Completing a 32 mile-long trail that descends 6,000 vertical feet from the top of the world’s largest free-standing mesa takes a village. Along with Singletrack Trails, the company commissioned to build the trail, the Town of Palisade, City of Grand Junction, Mesa County, Powderhorn Mountain Resort, Orchard Mesa Irrigation District, Bureau of Land Management, United States Forest Service, Colorado Parks & Wildlife, Colorado Plateau Mountain Bike Association (COPMOBA) and countless of individual volunteers all took part in bringing this trail to reality.

Construction of the Plunge has taken place over the past two years, but the trail is the result of a decade-long dream that began with eight years of work between private landowners, local ranchers who lease land on the Grand Mesa, and local and federal government officials to secure land easements and permitting.
The trail crosses over six property lines, including USFS, BLM, Bureau of Reclamation, Town of Palisade, the City of Grand Junction, as well as grazing lease easements, so it’s no wonder it took so long.

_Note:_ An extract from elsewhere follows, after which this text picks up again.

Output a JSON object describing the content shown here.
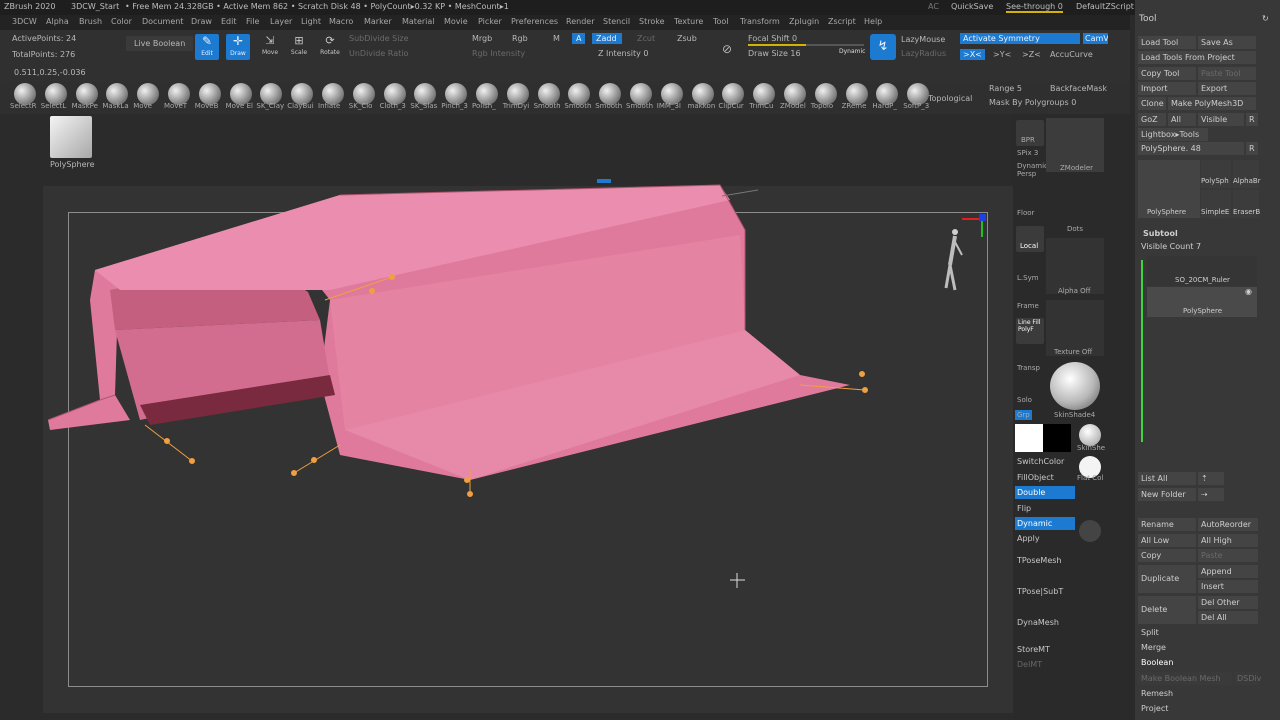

Finally though, all the patience, paperwork, compromise and calloused hands will all be worth it.
Descending from the evergreens atop the Grand Mesa, through multiple stunning ecosystems, down to the orchards of Palisade, the Plunge is sure to put Palisade on the mountain bike map.
Note: All shuttle permitting is handled through the USFS as the drop-off points are all on Forest land. Currently permits are held by Palisade Plunge Cycle & Shuttle and Pali-Tours which is also based in Palisade.